Dziennik cytuje jednego z ministrów rządu Donalda Tuska, który przekonuje, że do debaty o TK ma dojść na posiedzeniu Sejmu w najbliższą środę. Posłowie KO oficjalnego terminu jednak nie znają.
– Dostaliśmy informację, że to najbliższe posiedzenie Sejmu. Ale to są nadal przymiarki. Decyzja polityczna zapadnie po niedzieli – mówi "GW" jeden z posłów. I dodaje, że w klubie KO jest coraz więcej zniecierpliwienia.
– Proszę się nie dziwić. Przecież ekipa ministerstwa sprawiedliwości od początku roku zapowiada, że do TK wróci praworządność, że ma gotowe rozwiązania. Tymczasem mijają kolejne posiedzenia Sejmu i nic się nie dzieje – opowiada o nastrojach w klubie źródło "Wyborczej".
Inny poseł tłumaczy, że powodów zwłoki należy szukać na szczytach koalicji rządzącej. – Są cztery główne partie, cztery polityki, które należy pogodzić – przekonuje.
Zbliża się 100 dni rządu Tuska. Co z obietnicami?

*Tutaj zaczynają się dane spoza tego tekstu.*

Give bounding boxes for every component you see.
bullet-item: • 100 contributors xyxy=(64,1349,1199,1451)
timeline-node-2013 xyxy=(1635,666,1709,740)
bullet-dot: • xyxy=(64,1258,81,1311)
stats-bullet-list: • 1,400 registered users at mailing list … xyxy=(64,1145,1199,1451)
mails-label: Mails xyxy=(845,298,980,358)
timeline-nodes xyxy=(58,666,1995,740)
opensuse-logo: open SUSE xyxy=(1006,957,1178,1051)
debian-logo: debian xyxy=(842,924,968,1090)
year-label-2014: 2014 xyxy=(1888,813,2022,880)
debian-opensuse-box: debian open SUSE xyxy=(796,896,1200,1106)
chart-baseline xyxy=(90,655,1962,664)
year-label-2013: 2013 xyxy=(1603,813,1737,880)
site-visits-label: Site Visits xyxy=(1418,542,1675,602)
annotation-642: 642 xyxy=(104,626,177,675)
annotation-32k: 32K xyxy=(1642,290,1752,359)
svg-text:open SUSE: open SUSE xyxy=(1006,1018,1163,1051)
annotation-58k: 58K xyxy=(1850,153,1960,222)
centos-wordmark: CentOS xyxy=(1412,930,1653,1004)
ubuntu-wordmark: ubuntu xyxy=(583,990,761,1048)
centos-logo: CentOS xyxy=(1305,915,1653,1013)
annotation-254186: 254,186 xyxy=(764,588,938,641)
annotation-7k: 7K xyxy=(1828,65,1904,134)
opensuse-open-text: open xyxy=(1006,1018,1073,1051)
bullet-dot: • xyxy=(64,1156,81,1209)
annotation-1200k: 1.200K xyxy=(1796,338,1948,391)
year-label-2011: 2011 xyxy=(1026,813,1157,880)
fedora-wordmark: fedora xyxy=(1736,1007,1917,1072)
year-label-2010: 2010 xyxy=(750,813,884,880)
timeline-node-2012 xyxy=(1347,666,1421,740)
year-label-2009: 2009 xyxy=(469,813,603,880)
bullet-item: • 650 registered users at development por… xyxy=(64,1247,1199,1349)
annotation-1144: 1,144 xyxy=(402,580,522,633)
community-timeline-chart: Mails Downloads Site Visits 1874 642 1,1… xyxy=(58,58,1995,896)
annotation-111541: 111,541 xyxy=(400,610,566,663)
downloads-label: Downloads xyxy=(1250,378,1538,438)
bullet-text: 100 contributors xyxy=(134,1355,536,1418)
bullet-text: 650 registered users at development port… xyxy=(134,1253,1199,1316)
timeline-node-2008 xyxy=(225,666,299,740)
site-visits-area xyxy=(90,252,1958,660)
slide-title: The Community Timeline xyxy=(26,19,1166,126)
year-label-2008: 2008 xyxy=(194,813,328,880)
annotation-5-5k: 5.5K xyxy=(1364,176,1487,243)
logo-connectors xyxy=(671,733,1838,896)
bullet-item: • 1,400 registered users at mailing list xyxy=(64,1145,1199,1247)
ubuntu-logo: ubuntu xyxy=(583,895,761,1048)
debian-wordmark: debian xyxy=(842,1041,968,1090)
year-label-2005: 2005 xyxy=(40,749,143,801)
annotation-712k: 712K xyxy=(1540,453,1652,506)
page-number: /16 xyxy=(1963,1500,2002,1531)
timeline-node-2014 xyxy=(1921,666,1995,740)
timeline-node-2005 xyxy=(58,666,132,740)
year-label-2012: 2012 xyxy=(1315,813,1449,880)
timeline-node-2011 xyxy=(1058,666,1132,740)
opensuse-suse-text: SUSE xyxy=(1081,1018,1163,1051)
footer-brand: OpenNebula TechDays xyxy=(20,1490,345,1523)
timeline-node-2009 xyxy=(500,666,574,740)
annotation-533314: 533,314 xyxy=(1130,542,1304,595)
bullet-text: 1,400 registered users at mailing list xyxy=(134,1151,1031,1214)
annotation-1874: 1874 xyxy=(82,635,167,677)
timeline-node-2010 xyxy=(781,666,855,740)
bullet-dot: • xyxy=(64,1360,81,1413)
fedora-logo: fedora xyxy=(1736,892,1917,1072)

Politycy KO przypominają też, że zbliża się 100 dni rządów, a w tym czasie koalicja miała wywiązać się z obietnic złożonych przez Donalda Tuska. – Wprawdzie nie rządzimy sami, ale co o naszej skuteczności ma myśleć wyborca, któremu naobiecywaliśmy szybką naprawę Trybunału? – zastanawia się jeden z posłów.
– Partie koalicji naprawdę chcą rozprawy z Trybunałem. Ale zamiast iść do przodu, stoimy w miejscu, obserwując coraz bardziej kuriozalne decyzje wychodzące z TK – żali się polityk PO.